28 - Sonhando Acordada

203 37 85
                                    

"Nós esperamos pelo sinal

E sonhamos com um lugar qualquer"


Tudo bem que a chuva de manhã havia amenizado bastante o calor. Mas talvez eu devesse ter vestido um short ao invés de usar a minha calça jeans cara — que agora estava me servindo, estava até um pouco folgada, na verdade. Só que agora que ela me servia eu ia usá-la até acabar, só para compensar o preço.

Na real, eu só tinha saído de casa depois de ser arrastada pela obrigação de ir até o banco pagar as contas, já que meu pai estava em uma reunião no Paraná. Então sobrou para mim manter as coisas em ordem — como se eu, ao menos, conseguisse manter a mim mesma na linha.

Mas tudo bem, porque eu realmente tive sorte de sair em um dia ensolarado, mas não abafado e escaldante. Até batia uma brisa. Mesmo estando de calça, uma t-shirt e All Star, eu não estava derretendo. E eu nem tinha demorado muito na fila do banco — embora eu não tivesse me muito importado de ficar no ar condicionado —, em vinte minutos eu já estava livre para voltar para minha casa e para o meu vídeo game. Talvez fosse meu dia de sorte, afinal — e, cara, com certeza eu estava precisando de um.

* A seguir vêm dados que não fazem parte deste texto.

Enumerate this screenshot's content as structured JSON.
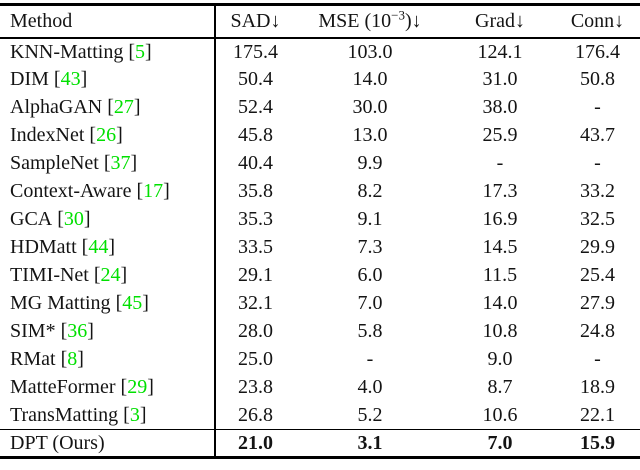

Sentei em um banco de madeira, sob a sombra de uma árvore no ponto de ônibus. A rua estava bem deserta para os padrões da cidade, não tinha mais ninguém no ponto e não passava ninguém na calçada, apenas um ou outro carro de vez em quando. Talvez porque estávamos as vésperas do feriado do Réveillon e todo mundo estava se preparando para descer a serra e ir para a praia. Observei, entediada, os seres humanos mais próximos: um casal correndo no parque, do outro lado da rua.

Mas claro que meu sossego tinha que durar pouco, porque a Lei de Murphy andava me seguindo ultimamente. Vi com a visão periférica quando um cara se aproximou. Não virei para olhá-lo e só pude perceber que ele usava jeans e tênis de lona. Parado a um metro de mim, ele perguntou, educado demais:

— Você se incomoda se eu sentar aqui? — Ele fez um gesto para o lugar vazio ao meu lado.

Ainda sem olhar para ele, dei de ombros e respondi, seca:

— É um espaço público.

Pude ouvir quando ele soltou um risinho baixo. Suspirei, cansada e sem nenhum humor, em seguida, abracei mais a mochila no meu colo. O cara sentou, mantendo o máximo de espaço de mim que o banco permitia.

Um tempo depois, ele murmurou:

— Vejo que está usando um novo colar.

Fiquei paralisada por um instante. Ele estava falando comigo, certo? Com quem mais seria? Mas só duas pessoas na Terra sabiam sobre o lance com aquele colar, a corrente com a chave: o Oliver e... bem, o Rafael. Meu coração falhou uma batida e virei imediatamente — quase torci o pescoço de tão rápido que virei.

Mas um ilustre desconhecido me encarava de volta. Sob um chapéu panamá, mechas de um cabelo negro e espesso caiam sobre seu rosto, que já estava em parte coberto por óculos escuros tipo aviador. Sem nenhuma sutileza, desci os olhos. Ele usava uma camisa azul com as mangas dobradas até o cotovelo e me dirigia um sorrisinho tímido. Eu era obrigada a admitir: o cara era bonito. E, sei lá, tinha qualquer coisa de familiar.

Eu continuei fitando-o, carrancuda. O meu cristal não estava brilhando, logo não era um sombrio. Quem era aquele cara para achar que sabia qualquer coisa sobre mim? Como se adivinhasse meus pensamentos, ele tirou os óculos escuros, lentamente.

O mundo inteiro parecia ter parado. Tudo. Até o vento parecia ter parado de soprar. Um par de olhos verde-esmeralda com minúsculos pontos prateados me observavam, calmamente, parecendo mais naturais do que nunca.